Her ideas were ostracized by the most powerful figures in the world of academic research and scholarship.

Peer review is supposed to be a quality control mechanism. Its goal is to ensure that research and scholarship meet high standards in terms of evidence and rigour by subjecting it to scrutiny by experts in the same field. These reviewers carry significant sway: their recommendations ultimately determine whether a manuscript or grant proposal is accepted, rejected, or improved before publication or approval.

The process is generally well intended and broadly supported among scholars. A 2008 survey of academics, for instance, found that about two thirds were satisfied with the peer review system and 85 percent believed that “scientific communications is greatly helped by peer review.”

But Karikó’s case reveals a major flaw in the system: the process which is supposed to protect against flawed scholarship has come to narrow the horizons of scientific inquiry and reduce the scope of scholarly debate. These inadvertent consequences are arguably worse than the problems that peer review is trying to solve. While we may have less bad scholarship on the margins, it has come at the greater cost of the growing conformity of ideas and a slowdown of progress.

A major source of this problem is the growing hyper-specialization in most academic fields. The world of research and scholarship is increasingly marked by an intra-conversation among a small number of experts within narrow sub-fields. These highly-specialized scholars not only often know one another, but they frequently have direct relationships as co-authors, research collaborators, and PhD supervisors.
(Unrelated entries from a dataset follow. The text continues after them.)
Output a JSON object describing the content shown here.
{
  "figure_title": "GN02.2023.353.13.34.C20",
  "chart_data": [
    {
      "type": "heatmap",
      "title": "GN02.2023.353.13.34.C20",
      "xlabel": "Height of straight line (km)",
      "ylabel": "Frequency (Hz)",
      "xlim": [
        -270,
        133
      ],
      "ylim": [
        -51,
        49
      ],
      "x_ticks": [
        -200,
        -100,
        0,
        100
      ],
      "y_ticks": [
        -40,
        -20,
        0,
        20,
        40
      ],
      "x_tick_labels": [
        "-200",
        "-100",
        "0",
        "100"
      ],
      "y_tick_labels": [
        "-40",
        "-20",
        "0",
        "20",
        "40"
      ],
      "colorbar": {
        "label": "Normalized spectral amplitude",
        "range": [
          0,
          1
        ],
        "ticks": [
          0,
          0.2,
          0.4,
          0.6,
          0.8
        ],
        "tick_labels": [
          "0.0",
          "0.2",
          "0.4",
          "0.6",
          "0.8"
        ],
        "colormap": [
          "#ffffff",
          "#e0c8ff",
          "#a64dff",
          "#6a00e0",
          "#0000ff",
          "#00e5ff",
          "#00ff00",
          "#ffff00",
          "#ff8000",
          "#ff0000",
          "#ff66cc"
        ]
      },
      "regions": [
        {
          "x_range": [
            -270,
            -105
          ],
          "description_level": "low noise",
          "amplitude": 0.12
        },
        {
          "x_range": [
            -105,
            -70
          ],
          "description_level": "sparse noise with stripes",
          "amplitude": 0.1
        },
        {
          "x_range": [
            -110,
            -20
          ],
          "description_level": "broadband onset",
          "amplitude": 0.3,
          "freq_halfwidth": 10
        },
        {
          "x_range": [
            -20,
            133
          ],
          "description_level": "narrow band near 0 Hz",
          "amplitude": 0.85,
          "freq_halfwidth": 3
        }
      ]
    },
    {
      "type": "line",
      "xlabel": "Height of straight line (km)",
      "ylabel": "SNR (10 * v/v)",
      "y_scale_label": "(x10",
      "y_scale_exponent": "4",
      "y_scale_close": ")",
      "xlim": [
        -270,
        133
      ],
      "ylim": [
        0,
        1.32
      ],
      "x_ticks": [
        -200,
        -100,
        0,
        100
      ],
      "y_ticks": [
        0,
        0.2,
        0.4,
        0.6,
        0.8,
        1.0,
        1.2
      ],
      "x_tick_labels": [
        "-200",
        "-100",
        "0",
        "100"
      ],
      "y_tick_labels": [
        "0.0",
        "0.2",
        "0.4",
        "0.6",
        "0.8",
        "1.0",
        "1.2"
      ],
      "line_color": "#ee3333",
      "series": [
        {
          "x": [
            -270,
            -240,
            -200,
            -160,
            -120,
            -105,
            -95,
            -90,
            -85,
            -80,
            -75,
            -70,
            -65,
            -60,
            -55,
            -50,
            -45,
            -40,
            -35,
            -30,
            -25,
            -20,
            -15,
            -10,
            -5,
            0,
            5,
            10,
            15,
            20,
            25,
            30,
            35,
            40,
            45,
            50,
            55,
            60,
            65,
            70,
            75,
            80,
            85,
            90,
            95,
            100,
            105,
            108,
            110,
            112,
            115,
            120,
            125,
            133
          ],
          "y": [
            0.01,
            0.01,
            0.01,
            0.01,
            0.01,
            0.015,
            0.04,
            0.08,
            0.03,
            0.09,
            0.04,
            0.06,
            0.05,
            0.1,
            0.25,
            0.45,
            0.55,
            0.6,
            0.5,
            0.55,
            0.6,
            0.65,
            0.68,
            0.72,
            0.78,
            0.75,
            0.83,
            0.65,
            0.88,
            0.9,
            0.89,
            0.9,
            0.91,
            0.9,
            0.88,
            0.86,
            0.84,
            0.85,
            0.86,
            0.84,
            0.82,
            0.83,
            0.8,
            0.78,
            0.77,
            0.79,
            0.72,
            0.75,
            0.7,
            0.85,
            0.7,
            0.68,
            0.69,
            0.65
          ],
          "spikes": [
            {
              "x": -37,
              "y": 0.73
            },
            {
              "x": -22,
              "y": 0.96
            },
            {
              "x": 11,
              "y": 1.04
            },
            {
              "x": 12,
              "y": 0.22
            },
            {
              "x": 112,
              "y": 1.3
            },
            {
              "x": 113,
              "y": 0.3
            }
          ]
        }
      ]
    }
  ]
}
In such a narrowly specialized world, peer reviewers are necessarily selected from these small groups of experts. Even with “blind reviews” and the involvement of multiple reviewers, it’s hard to overcome the inherent challenge of insularity. Most research fields are so small that it’s often apparent to reviewers who the author or grant applicant is based on citations, subject, or writing style.

This can lead to an inherent bias in favour of the research priorities, methods, and ideas of the dominant experts in the field. It’s not necessarily the case that reviewers are doing this on purpose. The argument here isn’t that peer review is a backscratching exercise in which scholars in narrow sub-fields favour one another in order to deliberately control the flow of research funding or the articles published in prestigious journals. But that’s essentially the unintentional effect.

It produces a gatekeeper dynamic that tends to preference incrementalism over breakthroughs and which in turn sends a powerful signal to aspiring scholars: don’t diverge too far from the dominant methods and priorities or risk being marginalized by one’s peers.

Karikó’s experience should lead to reforms on how we judge and support academic research. We ought to reduce the scope of peer review (or at least make it less definitive in determining funding or publication decisions), target research funding to younger, less established scholars, and create new funding institutions dedicated to supporting genuine research breakthroughs. These types of institutional and policy changes can help us to pushback against intellectual conformity and renew our collective commitment to progress.

The ultimate measure of success should be that future Karikós don’t fall through the cracks. The opportunity costs in the form of forgone breakthroughs like the mRNA vaccines are far too great for our societies. If her extraordinary experience teaches us this lesson, it will be another thing for which we owe her our debt.